Lors de cette nouvelle audience, le Conseil de l’UE (instance représentant les 27 pays membres), la France, la Commission européenne et la Confédération marocaine de l’agriculture et du développement rural (Comader) ont contesté la recevabilité du recours introduit par le Front Polisario. «Le requérant n’est pas une personne morale ayant la capacité juridique », a affirmé Vincent Piessevaux au nom du Conseil de l’UE. «Il n’a jamais été reconnu comme interlocuteur de l’Union », a plaidé ce juriste.

Le Front Polisario «n’est pas le représentant unique du peuple sahraoui », a fait valoir de son côté le conseil de la Comader, Me Nathalie Colin. Elle a reproché à Me Devers de chercher à obtenir que la justice européenne «interfère dans une procédure en cours devant les Nations unies » (de définition du statut de l’ex-colonie, ndr), ce qui «n’est pas son rôle». Les plaidoiries doivent concerner jusqu’à mercredi plusieurs recours en annulation introduits par le Front Polisario. Les décisions seront rendues dans les prochains mois.

Le Sahara occidental est le dernier territoire du continent africain dont le statut post-colonial n’est pas réglé: le Maroc en contrôle plus de 80% le Front Polisario moins de 20%. Les deux parties sont séparées par un mur de sable et une zone tampon sous contrôle des Casques bleus de l’Organisation des nations-unies (ONU). A la demande du Conseil de sécurité des Nations-unies, le conseiller juridique onusien a rendu un avis en janvier 2002 sur l’exploitation et de l’exploration des ressources minérales du Sahara Occidental.

L’avis a relevé que toute activité économique sur le territoire violerait le droit international si elle n’est pas entreprise conformément aux intérêts du peuple du territoire. Dans trois arrêts différents, la CJUE a affirmé que le Maroc et le Sahara occidental sont deux territoires distincts et tout accord des pays de l’UE concernant le Sahara occidental devra être conclu avec le Front Polisario.

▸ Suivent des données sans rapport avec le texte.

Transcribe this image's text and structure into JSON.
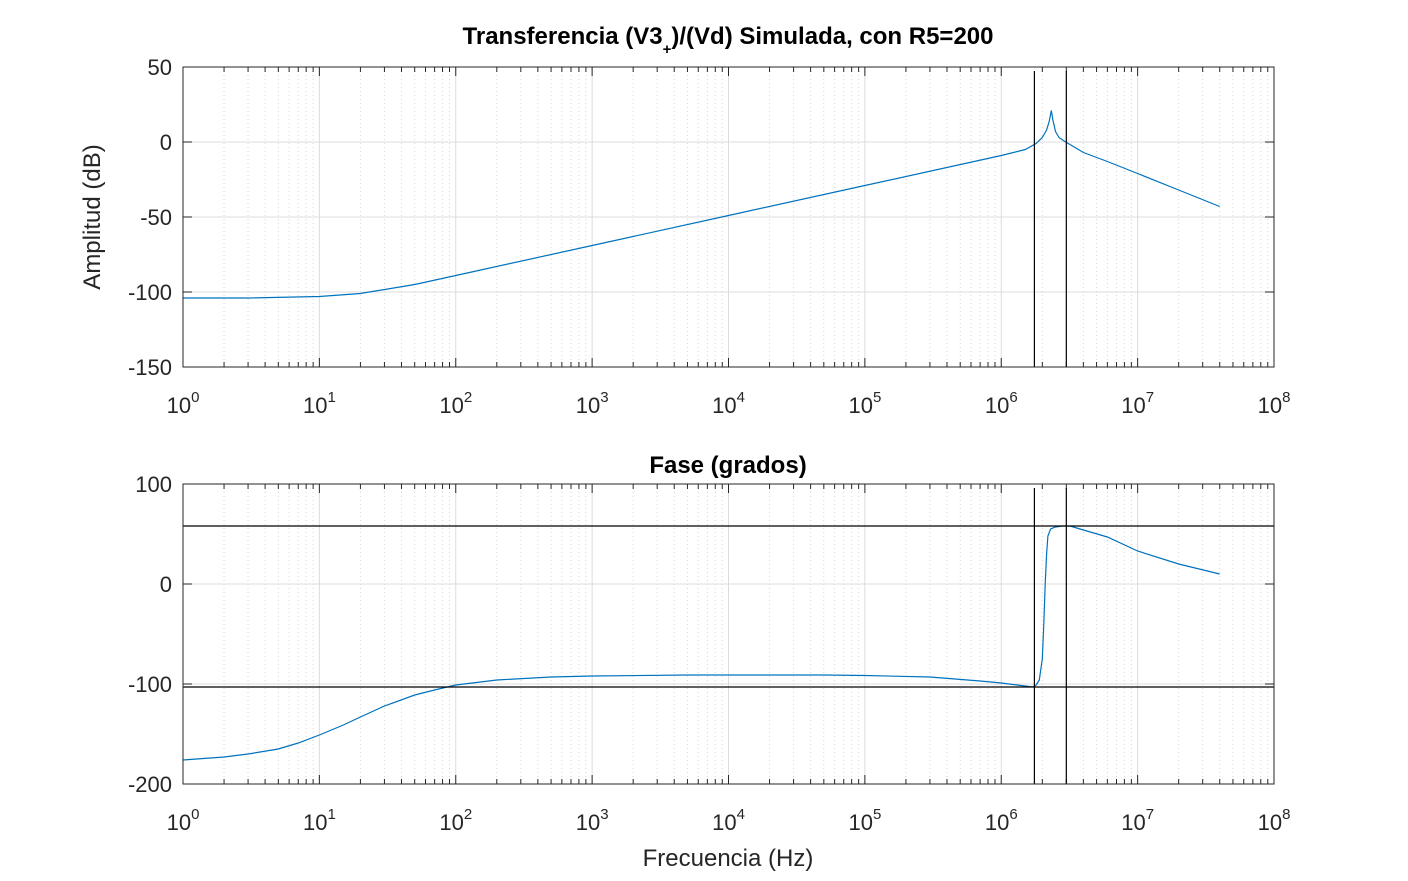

Cela dit le Maroc continue à piller les richesses du peule sahraoui. En 2019, le Maroc a exporté vers l’UE pour près de 435 millions d’euros de produits issus du Sahara occidental occupé, essentiellement du poisson, selon un document publié en décembre 2020 par la Commission européenne, qui ne donne aucun chiffre concernant le phosphate, une autre ressource des territoires occupés exploitée illégalement.

Pour schématiser, dans son rapport annuel publié en février 2020, l’observatoire Western Sahara Resource Watch (WSRW) a révélé l’ampleur du pillage par le Maroc du phosphate du Sahara Occidental au cours de l’année civile 2019. Le document indique que 19 navires ont exporté hors du territoire en 2019 un volume total de 1,03 million de tonnes de phosphate, d’une valeur estimée à 90,4 millions de dollars américains.

Pas moins d’un tiers de ces exportations sont destinées à la Nouvelle-Zélande, aux coopératives agricoles Ravendown et Ballance Agri-Nutrients, qui sont de plus en plus critiquées par les groupes de la société civile kiwis. Le document a recensé aussi 4 cargaisons. Deux d’entre elles étaient de petites quantités expédiées au Brésil. WSRW soupçonne le producteur d’engrais Fertipar d’être l’importateur, mais n’a reçu aucune réponse à ses demandes de renseignements à la société. Les deux autres cargaisons sont acheminées vers deux ports différents en Chine. L’importateur demeure inconnu.

Le rapport met également en lumière les entreprises impliquées dans les aspects techniques de l’exploitation par le Maroc des réserves de phosphate du Sahara Occidental, notamment Continental, Siemens, Worley et Epiroc /AtlasCopco, ainsi que les sociétés de transport maritime qui assurent le transport du produit controversé dans le monde entier.

Dans son rapport de 2018,WSRW montre que cette année-là, l’Office chérifien des phosphates (OCP) a expédié 1,93 million de tonnes de phosphate du Sahara, soit 10 % de la vente totale de phosphate marocain, essentiellement à la Nouvelle-Zélande et à l’Inde.

Protestation

Par ailleurs, le Front Polisario a dénoncé hier la description «ambiguë» et «incohérente» de la situation générale dans les territoires sahraouis faite par le porte-parole du secrétaire général de l’ONU invitant la Mission des Nations unies pour l’organisation d’un référendum au Sahara occidental (MINURSO) à être «neutre», «impartiale» et «indépendante» lorsqu’elle rend compte des événements au Sahara occidental. «Le Front Polisario a pris note des récentes déclarations faites par le porte-parole du Secrétaire général de l’ONU lors de ses points de presse quotidiens sur la situation actuelle au Sahara occidental résultant de la grave violation par le Maroc du cessez-le-feu de 1991 et des accords militaires connexes», a affirmé le représentant du Front Polisario à l’ONU, Sidi Mohamed Omar dans un communiqué, cité par l’APS. Il a indiqué que, « malgré l’affirmation » selon laquelle la MINURSO «continue de suivre la situation sur l’ensemble du territoire, y compris à Guerguerat, la description ambiguë et incohérente de la situation générale dans le Territoire montre une fois de plus la tentative de la Mission de donner l’impression que le calme global prévaut toujours au Sahara Occidental».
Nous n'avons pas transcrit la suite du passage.